Overweight Dog Lifespan: FAQ
Still asking the question, “how long do obese dogs live?” Feel free to check out our Frequently Asked Questions section for more details. And, if in doubt, always check in with your vet for advice.
When your dog is obese, your first port of call should be to talk to your vet. If your dog’s diet is appropriate, an underlying condition could be responsible for their weight gain. Once an underlying condition has been ruled out, your vet can suggest a suitable diet and exercise plan for your pup. Furthermore, your vet will want to regularly weigh your dog to check on their progress.
The most convenient way to incorporate exercise into your dog’s weight loss routine is by adjusting their daily walks. Walking a dog for weight loss is different than walking for pleasure. Unfortunately, very few pet parents walk at a pace that will help their dogs to lose weight. So, your objective is to walk at a pace that will encourage weight loss. For most overweight and obese dogs, providing they are otherwise healthy, it’s best to walk at a 12 to 15 minute per mile pace. This should feel like a brisk walk and should cause a light sweat. In contrast, most pet parents walk their dogs at a 25 minute per mile pace, making frequent pauses along the way.

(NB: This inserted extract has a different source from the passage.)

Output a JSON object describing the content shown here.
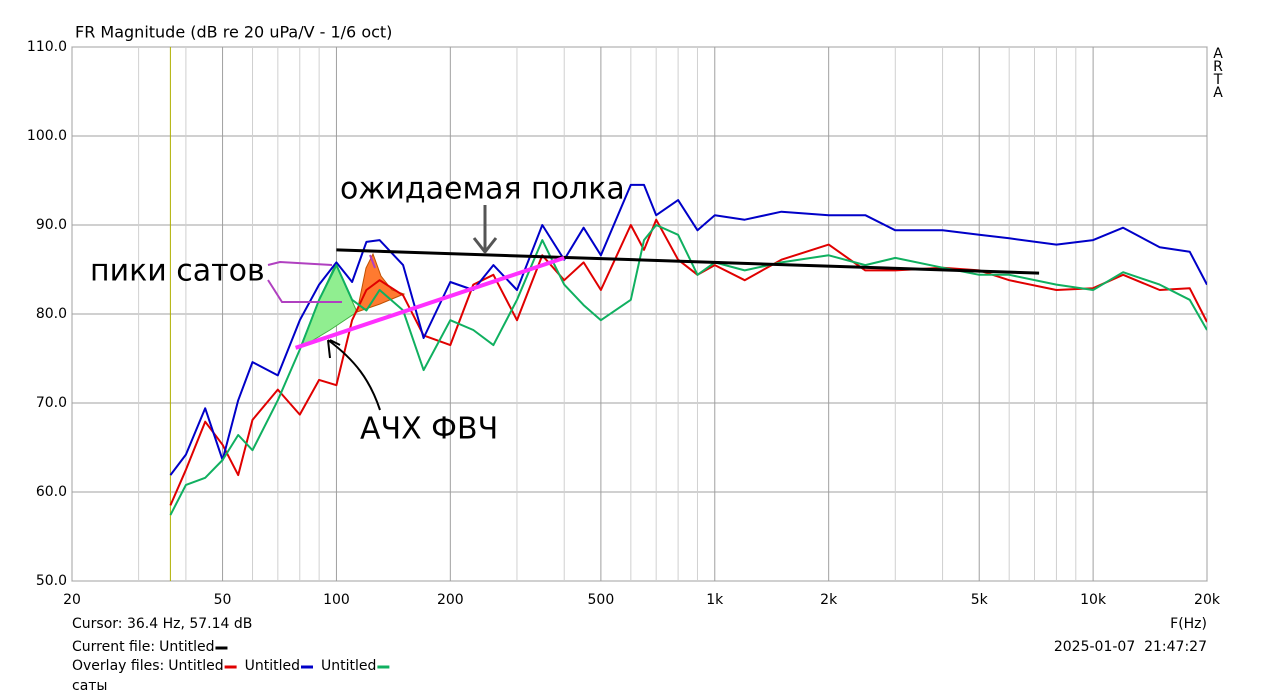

How often to walk your overweight dog for weight loss depends on their condition. If your dog is otherwise healthy and has no pre-existing heart, respiratory, or joint problems, it is usually safe to start with 30 minutes of brisk walking, 5 days a week. Be sure to talk to your vet before changing your dog’s diet and exercise regime.
For many dogs, a vet can prescribe a special diet to help them to lose weight. These diets have a set number of calories. Because of this, it’s important to measure their food for every meal, so that you can keep track of the number of calories your dog is getting. Feeding too much will cause your dog to not lose weight, and feeding too little can cause problems with malnutrition. It’s important to heed your vet’s advice if you wish to improve your obese dog’s lifespan!
You can evaluate your dog’s body condition at home using a body condition score (BCS) chart. A BCS is a number given to your pet based on their fat distribution. A BCS ranges from 1 to 9, but some vets use a 1 to 5 scale instead. As such, a BCS of 1 means that your dog is severely underweight. On the other side of the spectrum, a BCS of 9 (or 5, respectively) means that your dog is severely overweight. The ideal score is 4 to 5 out of 9. For every number above 5, your dog is 10% overweight. So, a dog with a BCS of 7 is about 20% overweight, according to this system.
Dog obesity is a common problem, but it’s also reversible. If your dog is overweight, be sure to talk to your vet as soon as possible. Your vet can prescribe a diet for your dog, as well as give advice on an exercise regime.